All of the checks have two stages: triage and diagnostics. In the triage-stage of the check you answer a set of questions relevant to assessing the level of urgency of your symptoms and in the diagnostics-stage you answer questions to indicate which three conditions your doctor would think are most likely causing the symptoms.


For the assessment of urgency we use 4 categories:

  1. Emergency – Seek medical attention immediately
  2. Urgent – See a doctor today
  3. Not urgent – See a doctor on a normal weekday
  4. Self-care – Wait and see for x number of days

For each urgency level there is a set of (single or combined) criteria. For example, a combined criterium for urgency level 2 (Urgent) in headache is ‘Pregnant for longer than 24 weeks AND Never had a similar headache’ and a single criterium for urgency level 1 (Emergency) in abdominal pain is ‘Throwing up blood’.

These criteria are derived from as many sources as possible. As a basis we use several existing paper based triage systems. These systems are used in either family practice or in emergency rooms. Additionally we use recent studies on triage and urgency assessment. After the first draft of the algorithm is made, we sit down with doctors that have extensive experience with the complaint in question. We try to utilize the doctors’ experience and knowledge to anticipate any situations in the existing systems our algorithm doesn’t account for.


In the diagnostics-stage things are a little bit more complex. As opposed to the triage-stage, here symptoms are individually weighted per condition. This means that each condition has a list of defining symptoms and each symptom (also single or combined) gets assigned a weight to adjust for how specific it is for that disease.

Fatigue for example, is a very common symptom with the flu, but doesn’t distinguish between the flu and lots of other causes of fever, so in the fever check the symptom ‘fatigue’ won’t get a high weight as a symptom for the flu, because it doesn’t help us distinguish between the flu and other diseases.

Sore muscles is a much more helpful symptom in diagnosing the flu, because that is quite common in the flu, but less common in other conditions, so it’s more suitable in distinguishing between the flu and other conditions, so ‘sore muscles’ gets a higher weight than ‘fatigue’.

As a basis for the diagnostic algorithm we use medical guidelines which are used in family practice and recent studies about the diagnostic approach and the presentation and symptoms of all the diseases. To keep the number of questions as low as possible, we focus on finding the symptoms that are most specific for one or two of the possible conditions and because of that are most suitable for distinguishing between all of the conditions in the check. After we’ve made a first draft of the diagnostic algorithm, we sit down with doctors to check whether or not the symptoms we ask about are the same symptoms that are used in actual day-to-day medical practice to distinguish between conditions.

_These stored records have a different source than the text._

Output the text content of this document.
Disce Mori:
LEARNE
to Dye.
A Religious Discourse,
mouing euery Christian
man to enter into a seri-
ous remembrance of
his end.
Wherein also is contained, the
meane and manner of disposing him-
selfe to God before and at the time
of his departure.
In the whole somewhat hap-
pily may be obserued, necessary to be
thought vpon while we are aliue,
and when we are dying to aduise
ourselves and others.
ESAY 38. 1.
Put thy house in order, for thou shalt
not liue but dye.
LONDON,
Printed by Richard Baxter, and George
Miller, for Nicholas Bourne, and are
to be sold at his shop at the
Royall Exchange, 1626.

When all the algorithms are written and all the questions are formulated, we start testing the checks. Every check is tested extensively:

  1. The first step is testing the check on technical functionality: ‘Does everything technically work as it is supposed to work?’
  2. For the second step we test a wide range of possible cases and presentations, to test if the algorithms display the results we intend it to.
  3. After we’ve finished the second step, we let the doctors we work with test the check, to account for irregular presentations and cases we might have missed.
  4. Finally we test the check extensively with end-users. We let people who visit the family practice run through the check, while we watch their behavior and discuss the check with them.

This way, through the use of all this scientific data and using the extensive experience and knowledge of doctors, we can guide everyone with an internet connection and a basic understanding of the english or dutch language, to reliable, relevant information.